I’m still having trouble with the guilt. We killed him. We took his life away. Who are we to do that?
I think part of the reason I am having a problem is that he had a better day on his last day. He had lots of attention and lap time that morning. And as I was leaving to go to work, I offered him the chance to go outside. I had been doing this every time I saw him show any interest in the door: open the door, say Milo, want to go out? and watch him turn away and come back inside. On his last day, I showed him the open door and he turned away as usual. But it was a beautiful day, not horribly cold, sunny. So I carried him outside and set him down on a deck chair. He right away started sharpening his claws on the wood — hadn’t seem him do that in such a long time! It was so good to see. He sat in the warm sun. I wanted so badly to stay with him, and wished so hard that I had thought to carry him outside weeks ago.

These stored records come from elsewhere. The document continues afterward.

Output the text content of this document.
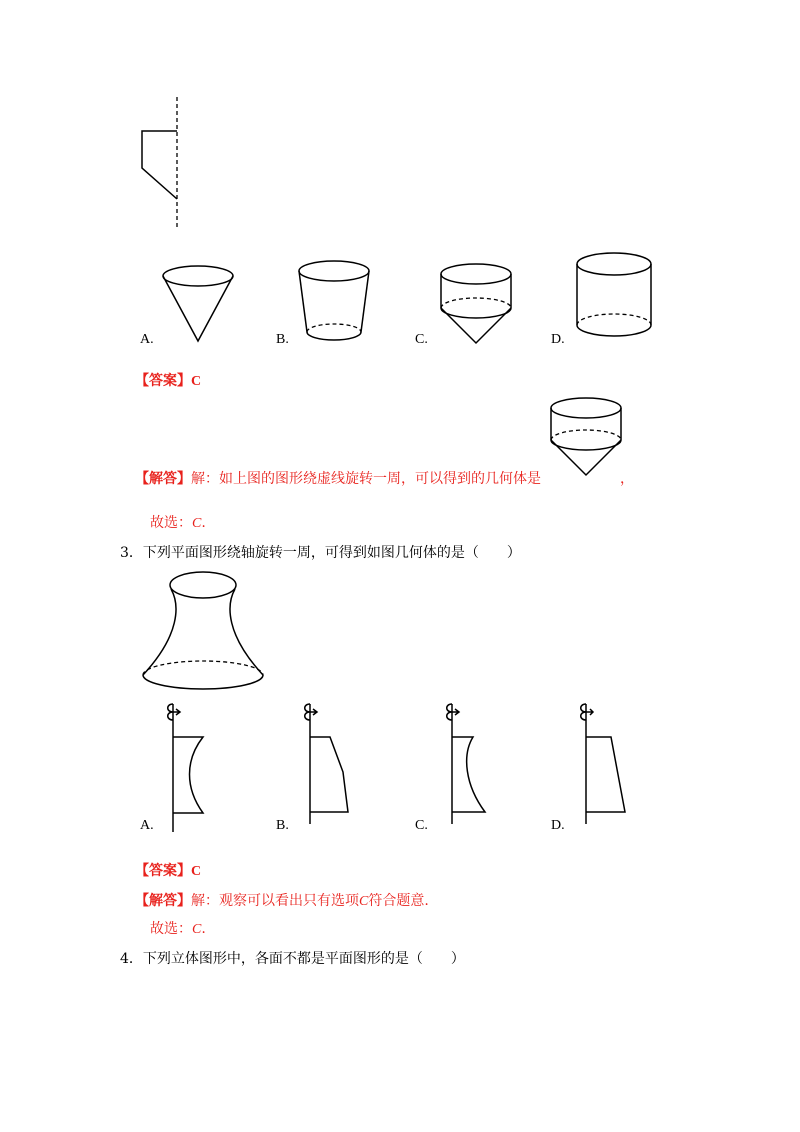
A.	B.	C.	D.
【答案】C
【解答】解：如上图的图形绕虚线旋转一周，可以得到的几何体是	，
故选：C.
3．下列平面图形绕轴旋转一周，可得到如图几何体的是（　　）
A.	B.	C.	D.
【答案】C
【解答】解：观察可以看出只有选项C符合题意.
故选：C.
4．下列立体图形中，各面不都是平面图形的是（　　）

It was very hard to drive away then.
A little while later, after I’d gotten to work, Moses reported that Milo had come back inside to eat, but then had gone back outside, of his own volition, and spent a good deal of time out there in the sunshine. I’m so glad he got to do that.
But it makes me think maybe he had more life to enjoy. Maybe we made the decision too soon.
It’s been two weeks now and I am still struggling with this great sadness and guilt. Earlier this week was maybe the hardest, which, well, I had thought it would get easier every day. It did not. But then yesterday I woke up feeling a lot more like myself, so it looks like I’ll be able to claw my way up out of this hole completely, eventually.
He used to follow me around while I was gardening. Who will protect me from the neighbor cats now? This is one of the pictures I brought with me to the hospital when each of my babies was born.
Milo was never mean. You know how some cats have a natural mean streak? You’re petting them, everything’s fine, then they suddenly turn on you and bite and scratch? Milo never once did that, not even when the little ones were not being quite gentle enough. His M.O. was either Run Away Now, or Don’t Let the Small Humans Get Anywhere Near You in the First Place. And he never ever intentionally hurt any of the Big Humans.
I still have the faintest of marks on my forearm where he lost his footing and scratched me, a few days before he died. I want it to stay visible forever but it will be gone in a few days. I’ve let go the idea of making it the design for my first tattoo.
There aren’t enough pictures of him. What I wish we had now is a video of Moses playing with him on the back lawn, letting him chase a long stalk of grass. He was like a kitten then, and very fierce. Cutest hunter cat in the history.